Night of the Living Bread is a 1990 American independent short film comedic parody of Night of the Living Dead, directed by Kevin S. O'Brien. Bread comes to life, spreads its condition throughout the United States, and preys on the living in this eight-minute film.

==Plot==
Two people are attacked in a cemetery by slices of bread, which is hurled at them. One of them is killed, the other escapes in their car as more bread hurls itself at the car from offscreen.

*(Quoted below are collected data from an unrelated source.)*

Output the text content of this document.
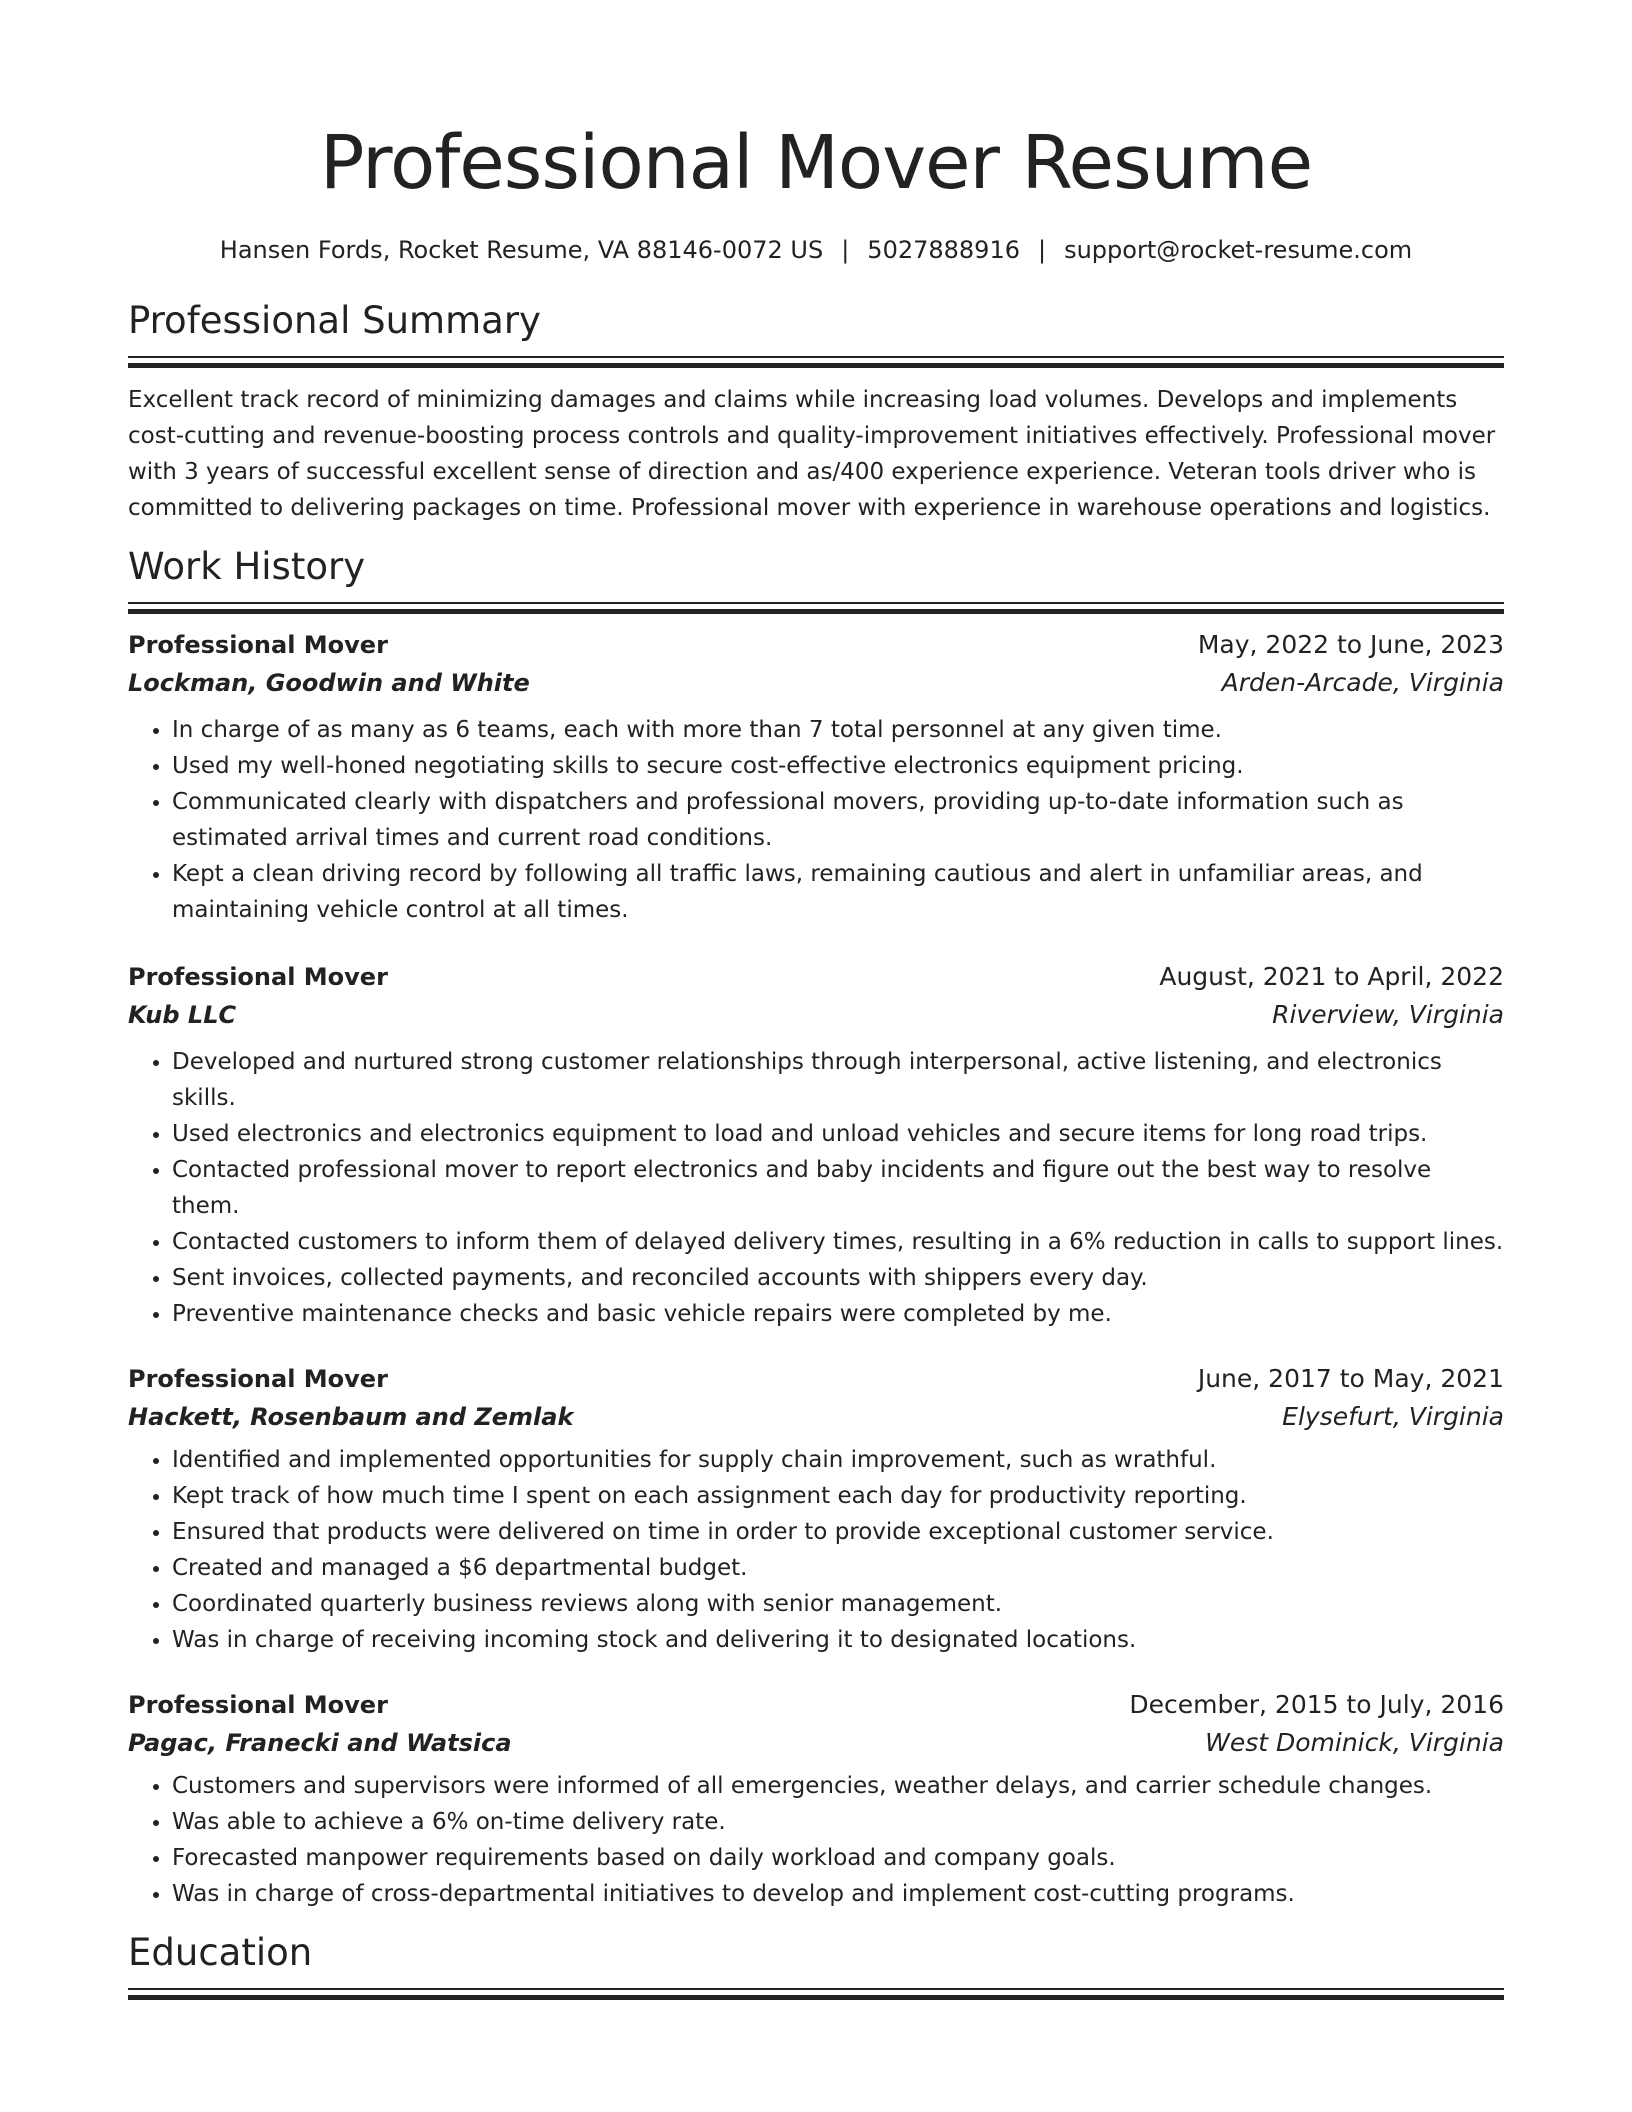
Professional Mover Resume
Hansen Fords, Rocket Resume, VA 88146-0072 US | 5027888916 | support@rocket-resume.com
Professional Summary

Excellent track record of minimizing damages and claims while increasing load volumes. Develops and implements cost-cutting and revenue-boosting process controls and quality-improvement initiatives effectively. Professional mover with 3 years of successful excellent sense of direction and as/400 experience experience. Veteran tools driver who is committed to delivering packages on time. Professional mover with experience in warehouse operations and logistics.

Work History
Professional Mover	May, 2022 to June, 2023
Lockman, Goodwin and White	Arden-Arcade, Virginia
• In charge of as many as 6 teams, each with more than 7 total personnel at any given time.
• Used my well-honed negotiating skills to secure cost-effective electronics equipment pricing.
• Communicated clearly with dispatchers and professional movers, providing up-to-date information such as estimated arrival times and current road conditions.
• Kept a clean driving record by following all traffic laws, remaining cautious and alert in unfamiliar areas, and maintaining vehicle control at all times.
Professional Mover	August, 2021 to April, 2022
Kub LLC	Riverview, Virginia
• Developed and nurtured strong customer relationships through interpersonal, active listening, and electronics skills.
• Used electronics and electronics equipment to load and unload vehicles and secure items for long road trips.
• Contacted professional mover to report electronics and baby incidents and figure out the best way to resolve them.
• Contacted customers to inform them of delayed delivery times, resulting in a 6% reduction in calls to support lines.
• Sent invoices, collected payments, and reconciled accounts with shippers every day.
• Preventive maintenance checks and basic vehicle repairs were completed by me.
Professional Mover	June, 2017 to May, 2021
Hackett, Rosenbaum and Zemlak	Elysefurt, Virginia
• Identified and implemented opportunities for supply chain improvement, such as wrathful.
• Kept track of how much time I spent on each assignment each day for productivity reporting.
• Ensured that products were delivered on time in order to provide exceptional customer service.
• Created and managed a $6 departmental budget.
• Coordinated quarterly business reviews along with senior management.
• Was in charge of receiving incoming stock and delivering it to designated locations.
Professional Mover	December, 2015 to July, 2016
Pagac, Franecki and Watsica	West Dominick, Virginia
• Customers and supervisors were informed of all emergencies, weather delays, and carrier schedule changes.
• Was able to achieve a 6% on-time delivery rate.
• Forecasted manpower requirements based on daily workload and company goals.
• Was in charge of cross-departmental initiatives to develop and implement cost-cutting programs.
Education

She makes it to a farmhouse where she and others are besieged by rampant slices of killer bread. One person is smothered to death, leaving behind a corpse strewn with white bread. News reports speculate that an explosion at a bakery is animating all manner of bread. During Catholic Mass in an emergency shelter, the worshippers are attacked by Communion wafers.

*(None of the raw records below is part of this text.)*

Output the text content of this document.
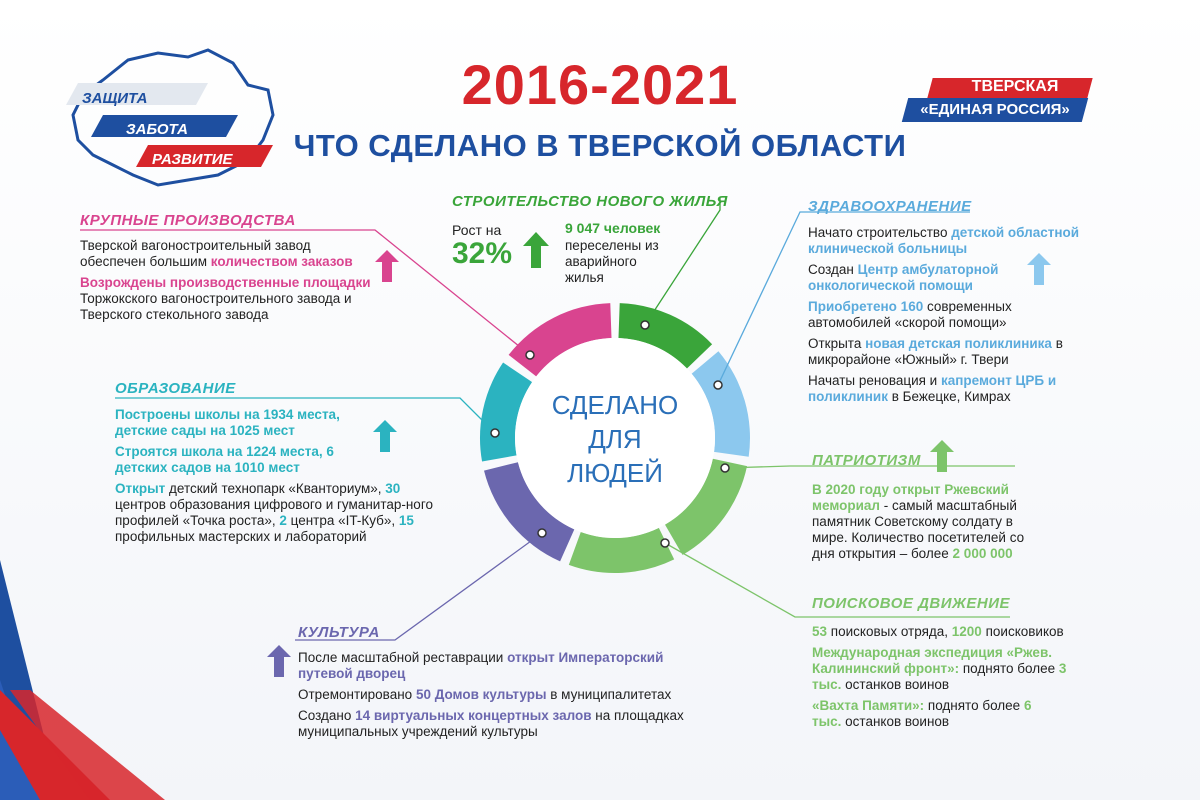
ЗАЩИТА
ЗАБОТА
РАЗВИТИЕ
ТВЕРСКАЯ
«ЕДИНАЯ РОССИЯ»
2016-2021
ЧТО СДЕЛАНО В ТВЕРСКОЙ ОБЛАСТИ
СДЕЛАНО
ДЛЯ
ЛЮДЕЙ
СТРОИТЕЛЬСТВО НОВОГО ЖИЛЬЯ
Рост на
32%
9 047 человек
переселены из аварийного жилья
КРУПНЫЕ ПРОИЗВОДСТВА

Тверской вагоностроительный завод обеспечен большим количеством заказов

Возрождены производственные площадки Торжокского вагоностроительного завода и Тверского стекольного завода

ОБРАЗОВАНИЕ

Построены школы на 1934 места, детские сады на 1025 мест

Строятся школа на 1224 места, 6 детских садов на 1010 мест

Открыт детский технопарк «Кванториум», 30 центров образования цифрового и гуманитар-ного профилей «Точка роста», 2 центра «IT-Куб», 15 профильных мастерских и лабораторий

КУЛЬТУРА

После масштабной реставрации открыт Императорский путевой дворец

Отремонтировано 50 Домов культуры в муниципалитетах

Создано 14 виртуальных концертных залов на площадках муниципальных учреждений культуры

ЗДРАВООХРАНЕНИЕ

Начато строительство детской областной клинической больницы

Создан Центр амбулаторной онкологической помощи

Приобретено 160 современных автомобилей «скорой помощи»

Открыта новая детская поликлиника в микрорайоне «Южный» г. Твери

Начаты реновация и капремонт ЦРБ и поликлиник в Бежецке, Кимрах

ПАТРИОТИЗМ

В 2020 году открыт Ржевский мемориал - самый масштабный памятник Советскому солдату в мире. Количество посетителей со дня открытия – более 2 000 000

ПОИСКОВОЕ ДВИЖЕНИЕ

53 поисковых отряда, 1200 поисковиков

Международная экспедиция «Ржев. Калининский фронт»: поднято более 3 тыс. останков воинов

«Вахта Памяти»: поднято более 6 тыс. останков воинов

The group in the farmhouse fortify their defences, using toasters (instead of torches) to frighten off the bread, and barricading the doors and windows with sandwich bags (instead of wooden planks). Two women seek refuge in the basement, unaware that there is a lunch bag next to them. The bread inside kills them and one of the men, leaving only one person alive. Meanwhile, the two hamburger buns float away from the women they kill. At the end of the film, the sole survivor is smothered by the bread.

==Cast==
- Vince Ware as Ben
- Katie Harris as Barbra
- Robert J. Saunders as Tom
- Gina Saunders as Judy
- Kevin S. O'Brien (credited as Wolfgang S. Saunders) as Jeff Drexel
- Stephen R. Newell as Father Brye
- Steve Herminghausen as Johnny
- Michael R. Saunders as Body
- Bread (specifically sliced bread, Communion wafers and hamburger buns) as itself

==Recognition==
Of its screening at the 1993 Zombie Jamboree in Pittsburgh, the Pittsburgh Post-Gazette called the film "a hilarious black and white parody". The film was picked up by Columbia Pictures after it aired on WPGH. A tribute to this film was aired during an episode of the TV series Bump in the Night. Of its addition to the 2002 Night of the Living Dead "Millennium Edition", DVD Talk opined "It's hilarious and a clever addition to the disc".

==Release==
This short is included on the 1994 Elite Entertainment laserdisc, 1995 "Special Collector's Edition Digitally Remastered 2 Tape Set" VHS edition from Anchor Bay Entertainment and the 2002 DVD "Millennium Edition" of Night of the Living Dead, released by Elite Entertainment.